Однако профессор был спокоен. И даже почти равнодушен. А скорее – разочарован.
– Сань, ну почему?
– Не знаю. Славка, я же не могу его спросить: чего-сь не так, дяденька? Как мне тут играть, дяденька, чтобы стало красиво? И чтобы вам понравилось?
В какой-то момент Саша нестерпимо заскучал по самому обычному одобрению. Но заскучал небрежно, весело, упрямо, немного на спор сам с собою. Серединные экзамены миновали приемлемо, нормально, в порядке; профессор был недоволен, но это так и должно быть. И прекрасно, и пусть. Саша стал сосредоточен, как шахматист в поисках хитрого, блистательного спасения черной армии. В конце концов, бог с ней, с оценкой. Ведь очевидно, что в его игре появилось новое качество. Новая мощь. Нельзя не услышать, и Маэстро непременно слышал, как же иначе, да только отчего-то безжалостно молчал. Саша хмыкал, вспоминая смешное, лехинское: «Санек, вот тебе свежая эпитафия на могилку: „Саня Ясный Сокол. Отмучился“».

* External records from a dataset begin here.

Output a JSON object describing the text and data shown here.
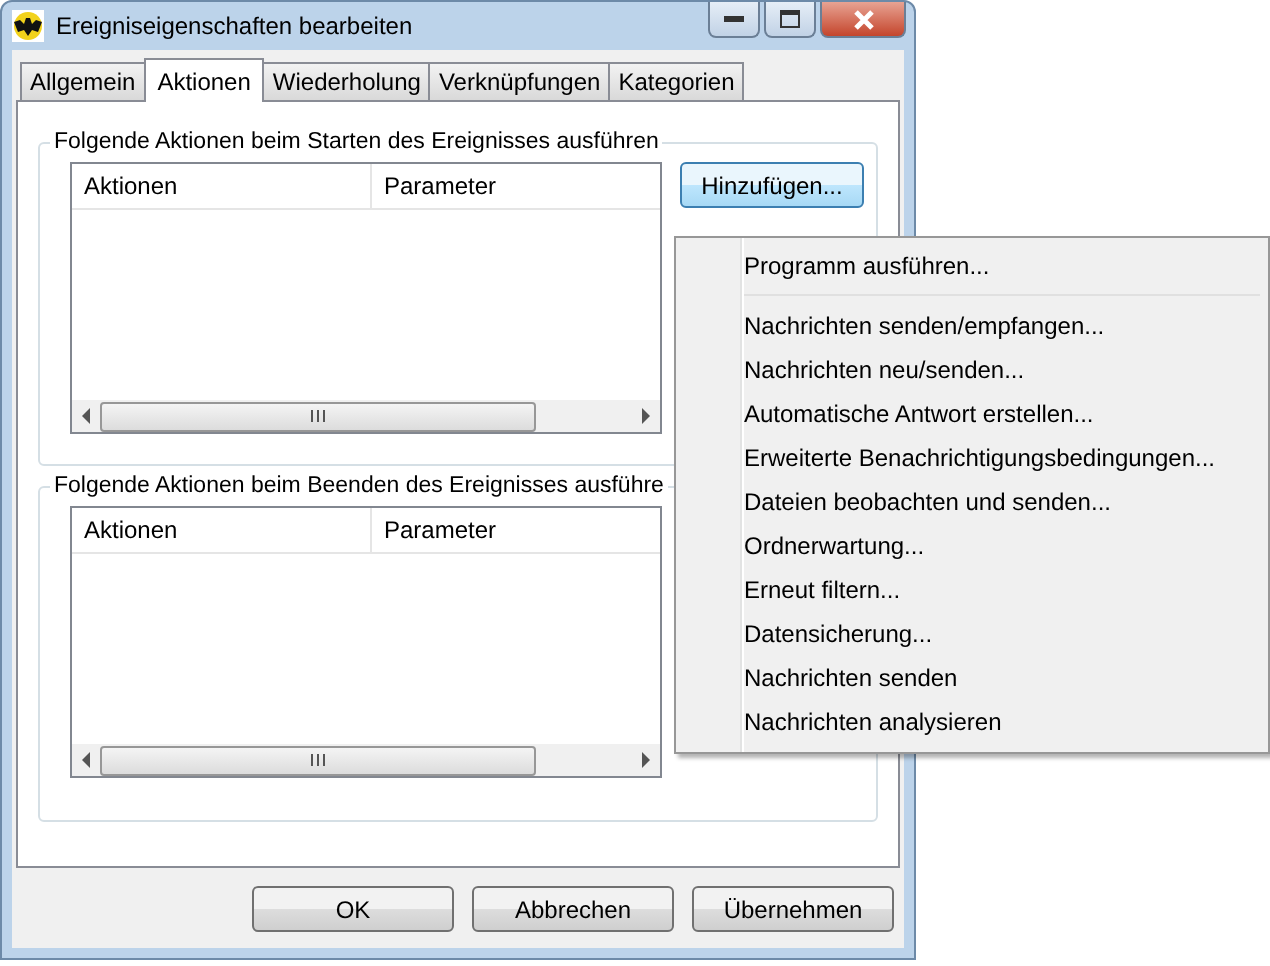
{
  "window": {
    "title": "Ereigniseigenschaften bearbeiten"
  },
  "tabs": [
    {
      "label": "Allgemein",
      "selected": false
    },
    {
      "label": "Aktionen",
      "selected": true
    },
    {
      "label": "Wiederholung",
      "selected": false
    },
    {
      "label": "Verknüpfungen",
      "selected": false
    },
    {
      "label": "Kategorien",
      "selected": false
    }
  ],
  "groups": [
    {
      "title": "Folgende Aktionen beim Starten des Ereignisses ausführen",
      "columns": [
        "Aktionen",
        "Parameter"
      ],
      "button": "Hinzufügen..."
    },
    {
      "title": "Folgende Aktionen beim Beenden des Ereignisses ausführe",
      "columns": [
        "Aktionen",
        "Parameter"
      ]
    }
  ],
  "menu": {
    "groups": [
      [
        "Programm ausführen..."
      ],
      [
        "Nachrichten senden/empfangen...",
        "Nachrichten neu/senden...",
        "Automatische Antwort erstellen...",
        "Erweiterte Benachrichtigungsbedingungen...",
        "Dateien beobachten und senden...",
        "Ordnerwartung...",
        "Erneut filtern...",
        "Datensicherung...",
        "Nachrichten senden",
        "Nachrichten analysieren"
      ]
    ]
  },
  "buttons": [
    "OK",
    "Abbrechen",
    "Übernehmen"
  ]
}
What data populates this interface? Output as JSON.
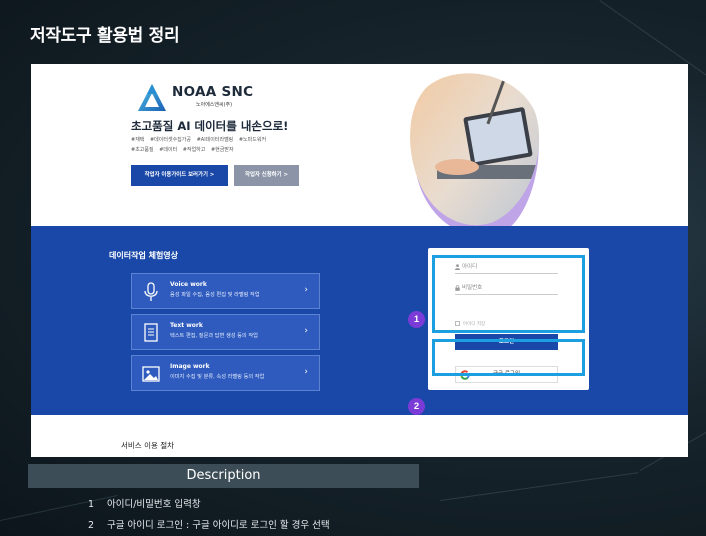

Однажды, уже после снега, Саша обнаружил себя шлифующим трехнотный мотивчик в каком-то не самом виртуозном опусе и вдруг с восторгом опомнился: ведь это же его метод, и это уже его уровень работы над текстом, значит, все верно, значит, и шел куда следует, и свернул в правильном месте! Саша разозлился на полугодичной давности Сашу Бесфамильного, сатанеющего над роялем; разозлился на свои отекшие от прилива крови руки, на свою истерзанную, насиженную спину. Дурачина! Кавалерист хренов! По двенадцать часов бездумных наскоков – зачем? Кого это могло впечатлить? Сверкающая Сашина злость была плодотворна, но ядовита. Саша решительно перестал себе нравиться, и само это чувство оказалось горячим, парким и даже пьянящим. А потом, странным образом – на волне восхитительного самобичевания, – появился забавный страх. Саша испугался того, что если не сегодня, так непременно завтра придет он на урок, и профессор вдруг скажет, что вот теперь, голубчик, стало все отлично, вот теперь действительно получилось, и форма, и темп, и тембр – отменно хорошо, ай да Александр, ай да сукин сын! Саша будто бы боялся не успеть созреть для возможного восхищения и будто бы опаздывал к неизвестному сроку, и более всего опасался несправедливого, никак не заслуженного, не ко времени дарованного доброго слова. Ведь если такое случится, то из подлой жалости, никак иначе!
Милый Саша Бесфамильный еще верил в жалость и розовыми душевными рубцами еще красовался неизвестно перед кем.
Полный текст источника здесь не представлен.